En el corazón palpitante de los nuevos Mercedes-AMG GLE 63 S 4MATIC+ y GLS 63 4MATIC+ late una bestia que ha sido meticulosamente refinada para resistir el paso del tiempo y las regulaciones más estrictas.

El motor V8 biturbo de 4.0 litros, conocido internamente como M177 EVO, no solo es una obra maestra de ingeniería, sino un manifiesto de intenciones. Con 450 kilovatios, equivalentes a 612 caballos de fuerza, y un par motor de 850 Newton metro, esta unidad de potencia no se ha conformado con mantener sus cifras; ha evolucionado en su esencia para ofrecer una respuesta más ágil y un carácter más vibrante, al tiempo que se adapta a las exigencias futuras.

Profundas mejoras en los motores

La clave de esta evolución reside en una serie de modificaciones profundas que incluyen un nuevo cigüeñal de base plana, que reduce las masas rotatorias y permite que el motor gire con una libertad y precisión antes reservadas a las unidades más deportivas.

Los árboles de levas de admisión, el sistema de inyección y los conductos de escape han sido optimizados para armonizar el flujo de energía. El resultado es un motor que no solo cumple con las normativas de emisiones gracias a un filtro de partículas de serie, sino que entrega su par máximo de 850 Nm de manera constante en un amplio régimen que va desde las 2.500 hasta las 4.500 revoluciones.

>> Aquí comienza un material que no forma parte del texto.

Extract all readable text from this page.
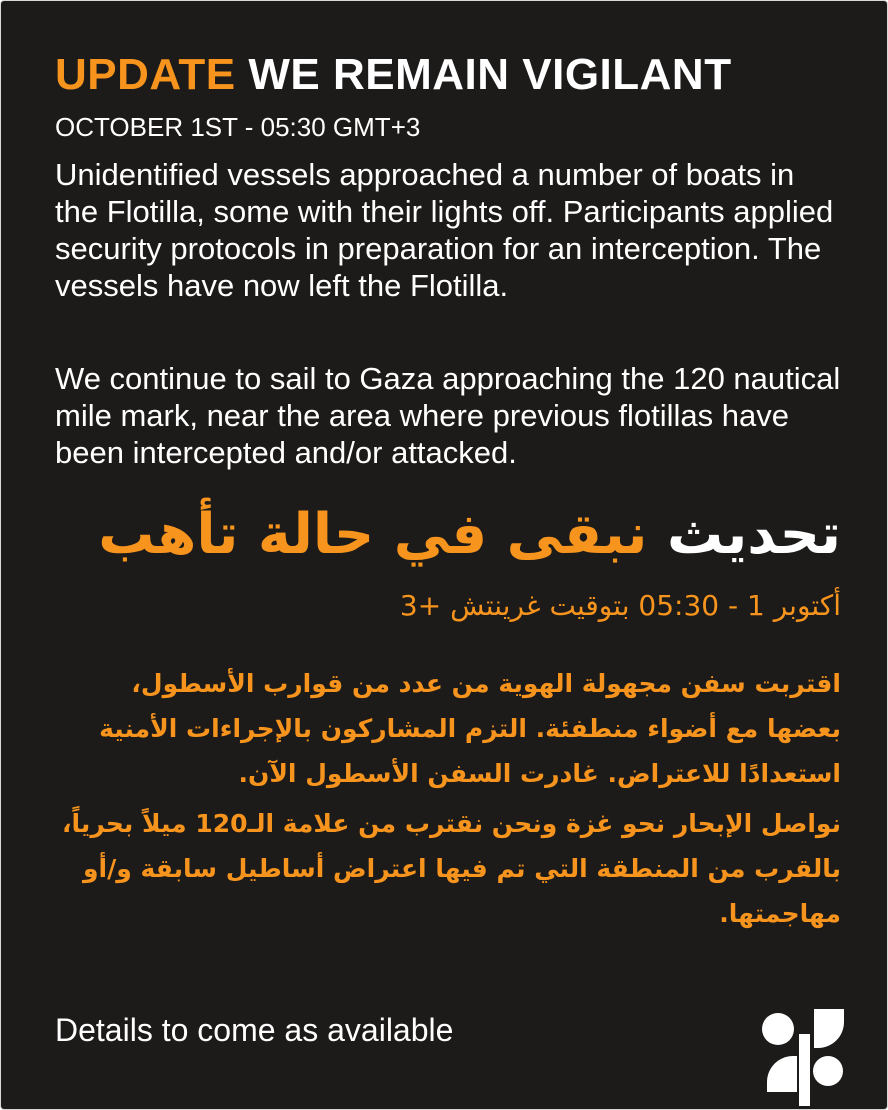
UPDATE WE REMAIN VIGILANT
OCTOBER 1ST - 05:30 GMT+3
Unidentified vessels approached a number of boats in the Flotilla, some with their lights off. Participants applied security protocols in preparation for an interception. The vessels have now left the Flotilla.
We continue to sail to Gaza approaching the 120 nautical mile mark, near the area where previous flotillas have been intercepted and/or attacked.
تحديث نبقى في حالة تأهب
أكتوبر 1 - 05:30 بتوقيت غرينتش +3
اقتربت سفن مجهولة الهوية من عدد من قوارب الأسطول، بعضها مع أضواء منطفئة. التزم المشاركون بالإجراءات الأمنية استعدادًا للاعتراض. غادرت السفن الأسطول الآن.
نواصل الإبحار نحو غزة ونحن نقترب من علامة الـ120 ميلاً بحرياً، بالقرب من المنطقة التي تم فيها اعتراض أساطيل سابقة و/أو مهاجمتها.
Details to come as available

Esta entrega de potencia, sólida y lineal, se ve reforzada por un sistema híbrido suave de 48 voltios con un generador de arranque integrado de segunda generación, que aporta 17 kW adicionales y 205 Nm de par para llenar cualquier posible vacío en la entrega de potencia y asegurar una respuesta instantánea desde el primer instante.

Escape AMG Perfomance

Esta sinfonía mecánica se traduce en cifras que impresionan: el GLE 63 S acelera de 0 a 100 km/h en 3,9 segundos, mientras que el más voluminoso GLS 63 lo hace en 4,2 segundos, alcanzando ambos una velocidad máxima de 280 km/h. Pero la experiencia no se limita a la aceleración bruta. El nuevo sistema de escape AMG Performance, desarrollado desde cero, permite al conductor modular el carácter sonoro del V8, pasando de un murmullo contenido en modo Comfort a un rugido visceral y emocional en los programas Sport+.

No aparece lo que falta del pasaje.